Vendo sobre o prisma do mercado interno, há muito o que o presidente aprender sobre o arroz brasileiro e sua cadeia produtiva.
Nos últimos 40 anos, pelo menos, o setor perdeu mais de 50% do contingente de produtores, expulsos do sistema pela inviabilidade econômica de uma cultura que no Brasil, muito antes de tentar ser commodity, é “boia”, comida, alimento. A área semeada com arroz no país caiu 5,3 para 1,5 milhão de hectares, ou a um terço do que se plantava há 40 anos. Ainda assim, com investimentos, tecnologias e muito esforço, essa cadeia produtiva jamais deixou faltar arroz na mesa dos brasileiros, o que antes de tudo é responsabilidade e uma missão de honra para o orizicultor.

A produtividade, senhor presidente, subiu de 1.600 quilos por hectare para 6.850 quilos, e no Rio Grande do Sul essa média vem sendo mantida, mesmo com intempéries, acima dos 8 mil quilos por hectare. A resiliência de um setor que produz o principal alimento, e cuja renda que foi perdida em mais da metade dos últimos 40 anos, eventualmente precisa ser compensada.

Nos últimos 15 anos o Sul do Brasil tornou-se uma das principais fronteiras agrícolas para produção de alimentos no país, com produtores, pesquisadores e extensionistas dominando e evoluindo num sistema de cultivos de terras baixas, capaz de dobrar a produtividade em campos que pelo declive e a geografia ficavam restritos à produção de arroz e somente na safra de verão. Hoje, destes campos, além de milhões de toneladas de arroz, saem milhões de toneladas de soja, carnes, e milhares de toneladas de milho, trigo e outros grãos.

A justa remuneração por uma atividade de tantos riscos, é um direito do agricultor que por raras vezes ao longo dos quase 150 anos de cultivo de arroz no Sul do Brasil, foi possível. Este patamar de remuneração, e isso mostra o Cepea/Esalq, poucas vezes foi alcançado. E é a garantia de que o setor continuará investindo e assegurando a segurança alimentar do Brasil.

DEMOCRÁTICO

O arroz é o mais democrático dos alimentos, pois mesmo desacompanhado do feijão, entra e está presente em todos os lares do Brasil. Do muito rico ao muito pobre. Não difere credo, cor, gênero, faixa etária, condição física ou financeira.

Com 10 quilos de arroz do Tipo 1, que pode ser encontrado em praticamente todos os supermercados ao preço médio de R$ 23,00 por 5 quilos (R$ 4,60 por quilo), o que somaria R$ 46,00, uma família de quatro pessoas pode almoçar um mês todo com fartura e suprir parte importante dos nutrientes necessários. Na média de 80g de arroz por dia, que expande após cozido e absorve água e/ou molhos e pode chegar a 140g, um brasileiro almoçaria 30 dias alcançando o consumo médio de 2,04 quilos por mês. São R$ 11,04 por mês por consumidor, ou R$ 0,37 por refeição.

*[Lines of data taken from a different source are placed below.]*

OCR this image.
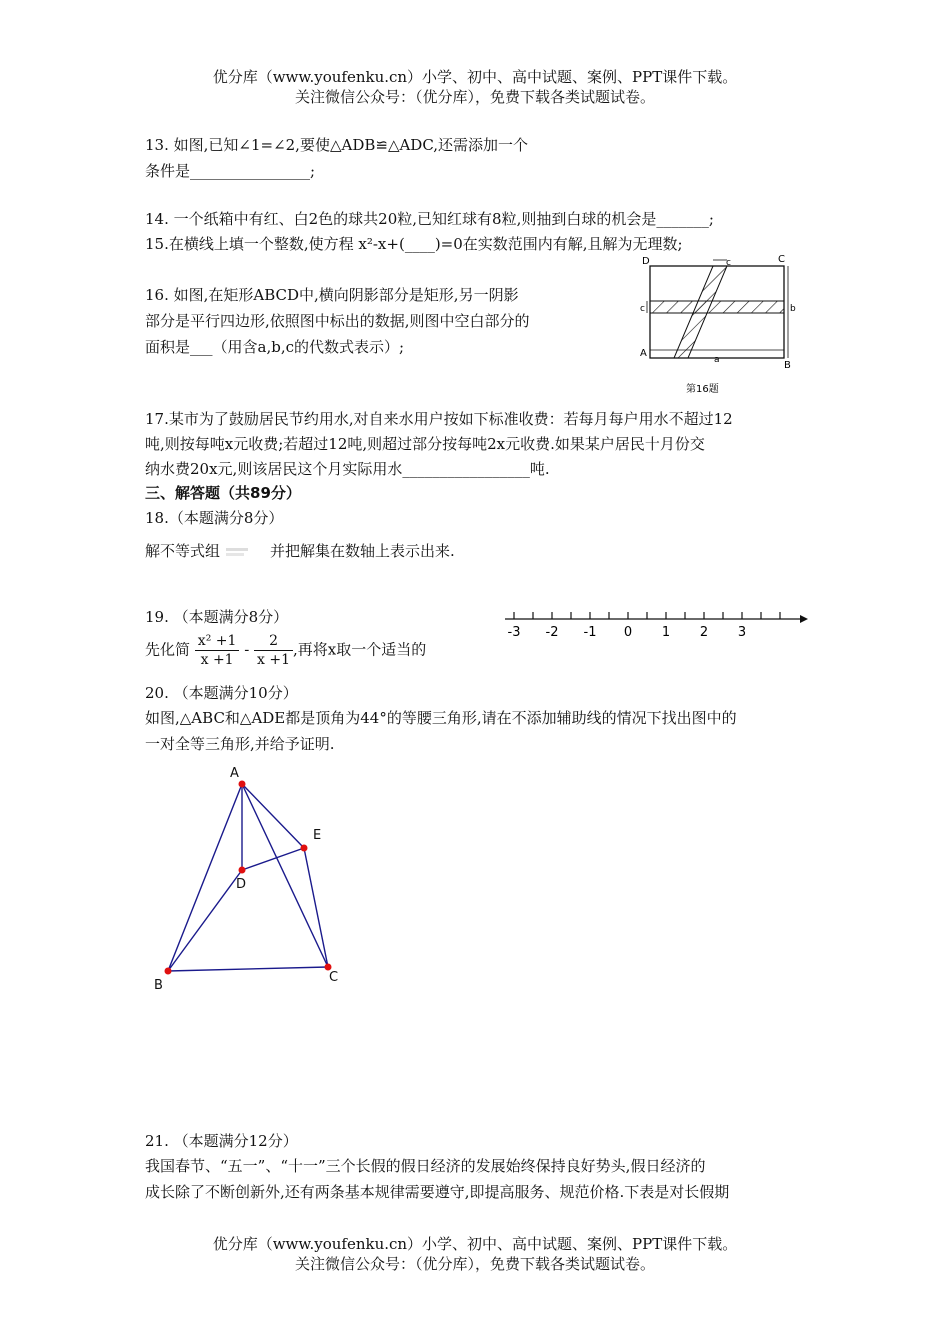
优分库（www.youfenku.cn）小学、初中、高中试题、案例、PPT课件下载。
关注微信公众号：（优分库），免费下载各类试题试卷。
13. 如图,已知∠1=∠2,要使△ADB≌△ADC,还需添加一个
条件是________________;
14. 一个纸箱中有红、白2色的球共20粒,已知红球有8粒,则抽到白球的机会是_______;
15.在横线上填一个整数,使方程 x²-x+(____)=0在实数范围内有解,且解为无理数;
16. 如图,在矩形ABCD中,横向阴影部分是矩形,另一阴影
部分是平行四边形,依照图中标出的数据,则图中空白部分的
面积是___（用含a,b,c的代数式表示）;
D	C
A
B
c
c	b
a
第16题
17.某市为了鼓励居民节约用水,对自来水用户按如下标准收费：若每月每户用水不超过12
吨,则按每吨x元收费;若超过12吨,则超过部分按每吨2x元收费.如果某户居民十月份交
纳水费20x元,则该居民这个月实际用水_________________吨.
三、解答题（共89分）
18.（本题满分8分）
解不等式组	并把解集在数轴上表示出来.
19. （本题满分8分）
先化简 $\frac{\text{x² +1}}{x +1} - \frac{2}{x +1}$ ,再将x取一个适当的
-3 -2 -1 0 1 2 3
20. （本题满分10分）
如图,△ABC和△ADE都是顶角为44°的等腰三角形,请在不添加辅助线的情况下找出图中的
一对全等三角形,并给予证明.
A
B
C
D
E
21. （本题满分12分）
我国春节、“五一”、“十一”三个长假的假日经济的发展始终保持良好势头,假日经济的
成长除了不断创新外,还有两条基本规律需要遵守,即提高服务、规范价格.下表是对长假期
优分库（www.youfenku.cn）小学、初中、高中试题、案例、PPT课件下载。
关注微信公众号：（优分库），免费下载各类试题试卷。
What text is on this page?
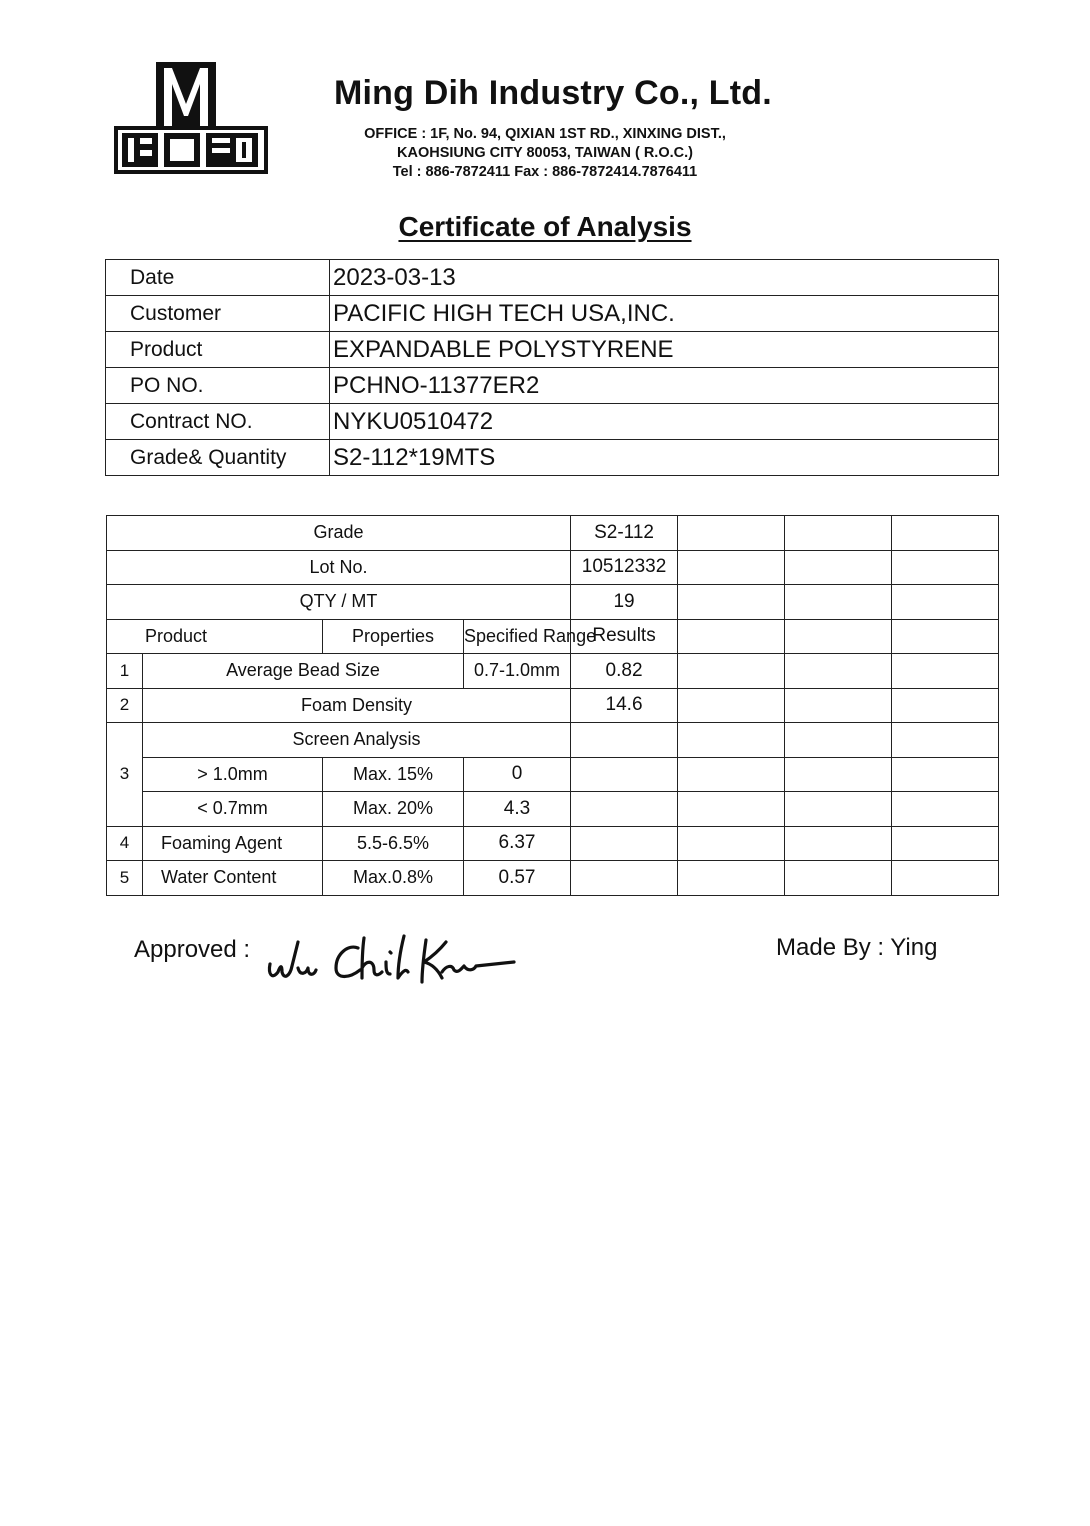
Ming Dih Industry Co., Ltd.
OFFICE : 1F, No. 94, QIXIAN 1ST RD., XINXING DIST.,
KAOHSIUNG CITY 80053, TAIWAN ( R.O.C.)
Tel : 886-7872411 Fax : 886-7872414.7876411
Certificate of Analysis
Date	2023-03-13
Customer	PACIFIC HIGH TECH USA,INC.
Product	EXPANDABLE POLYSTYRENE
PO NO.	PCHNO-11377ER2
Contract NO.	NYKU0510472
Grade& Quantity	S2-112*19MTS
Grade				S2-112				
Lot No.				10512332				
QTY / MT				19				
Product		Properties	Specified Range	Results				
1	Average Bead Size		0.7-1.0mm	0.82				
2	Foam Density			14.6				
3	Screen Analysis							
	> 1.0mm	Max. 15%	0					
	< 0.7mm	Max. 20%	4.3					
4	Foaming Agent	5.5-6.5%	6.37					
5	Water Content	Max.0.8%	0.57					
Approved :	Made By : Ying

A estimativa, dependendo do organismo governamental, é de que cada brasileiro consuma 42 quilos de arroz por ano, em base casca, ou 19,7 quilos (branco) de acordo com a Pesquisa de Orçamento Familiar (POF). Isso daria 1,65 quilos por habitante ao mês. Portanto o cálculo seria, nestes parâmetros, de um custo mensal de R$ 7,59 por mês por habitante, ou 25 centavos por almoço, todos os dias do mês.
Nenhum outro alimento da cesta básica oferece essa relação de custo x benefício.

Podemos mais, mas agora só queremos respeito e que o governo não atrapalhe; garanta a segurança jurídica e o direito à propriedade privada; a paz no campo para quem produz; infraestrutura para escoar as safras, condições justas para financiar a estrutura de produção, comercialização e armazenagem; um seguro agrícola que realmente supra as necessidades do sistema de produção de alimentos; condições equânimes com os parceiros-concorrentes do Mercosul para produzirmos e comercializarmos sem distorções e desvantagens competitivas; medidas que neutralizem os danos da guerra fiscal; interfira no sentido de reduzir a carga tributária que penaliza produtores e consumidores; e por fim, que realmente busque conhecer esse mundo do arroz, que faz do Brasil referência internacional por produzir um grão cuja qualidade é reconhecida mundialmente.

De resto, senhor presidente, com todo o respeito à sua condição de chefe do Executivo de nossa Nação, lhe asseguro que a cadeia produtiva seguirá cumprindo com o dever sagrado, republicano e verdadeiramente patriótico de colocar comida na mesa dos brasileiros. Democraticamente, todos os dias, faça chuva ou faça sol.